Olá Zanardo! Estou contigo e não abro. Dá pra contar nos dedos as empresas que realmente entendem os beneficios e aplicam de forma eficiente o Gerenciamento de Capacidade. Obrigado por agregar conhecimento e por nos acompanhar!
Grande abraço!
Legal Renê.
Vou chover no molhado, mas segue uma contribuição.
Gestão da Capacidade é estratégia e prática essencial para o plano de continuidade e crescimento sustentável dos negócios. Deve estar Está diretamente ligado ao negócio da empresa. Ela é viável mediante recursos de monitoramento e relatórios estatísticos, que podem ser gerados e alimentados manualmente ou por cruzamento de muitos dados, oriúndos, por exemplo, das aplicações de service desk (Qualitor, Remedy). O Essencial nestes casos é que o gestor de capacidade saiba:
O que tem; Onde esta: O que deverá ter e onde devera estar, em curto, médio e longo prazo.

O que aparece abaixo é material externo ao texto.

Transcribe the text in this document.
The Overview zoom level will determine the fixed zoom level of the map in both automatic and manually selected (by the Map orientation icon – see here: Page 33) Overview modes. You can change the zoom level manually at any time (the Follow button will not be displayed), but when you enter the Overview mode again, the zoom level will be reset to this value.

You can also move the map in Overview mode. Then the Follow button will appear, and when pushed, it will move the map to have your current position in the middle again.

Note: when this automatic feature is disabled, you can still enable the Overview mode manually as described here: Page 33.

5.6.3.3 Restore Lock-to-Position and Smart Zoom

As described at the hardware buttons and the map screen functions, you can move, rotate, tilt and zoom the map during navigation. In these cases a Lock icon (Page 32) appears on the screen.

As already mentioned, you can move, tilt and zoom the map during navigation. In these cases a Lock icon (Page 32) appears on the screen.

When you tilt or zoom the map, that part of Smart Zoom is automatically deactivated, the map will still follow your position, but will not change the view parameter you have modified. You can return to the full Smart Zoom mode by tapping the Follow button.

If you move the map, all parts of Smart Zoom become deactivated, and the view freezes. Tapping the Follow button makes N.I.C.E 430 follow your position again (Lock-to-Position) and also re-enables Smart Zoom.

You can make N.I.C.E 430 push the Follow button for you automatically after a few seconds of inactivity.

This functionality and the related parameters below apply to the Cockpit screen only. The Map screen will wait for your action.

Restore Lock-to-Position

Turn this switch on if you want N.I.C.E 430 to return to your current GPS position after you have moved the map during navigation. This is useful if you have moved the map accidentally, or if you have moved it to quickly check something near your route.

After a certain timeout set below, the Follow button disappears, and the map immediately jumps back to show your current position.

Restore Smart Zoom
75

André, obrigado pela preciosa contribuição! Abraços e obrigado por nos acompanhar!
Concordo com o Renê no que diz respeito a dependência de ferramentas de monitoração e configuração como também com os leitores onde em seus posts relataram a dificuldade de conscientização das pessoas e líderes na importância da implantação deste serviço. Estou começando a implantar a Gestão de Capacidade no SERPRO e agradeço a contribuição desta leitura. Abraços!
André, fico feliz em saber que o conteudo ajudou. Boa sorte em seu projeto, e sinta-se a vontade para comentar descobertas (boas ou ruins) que tenha durante o caminho.
Abraços e obrigado por nos acompanhar!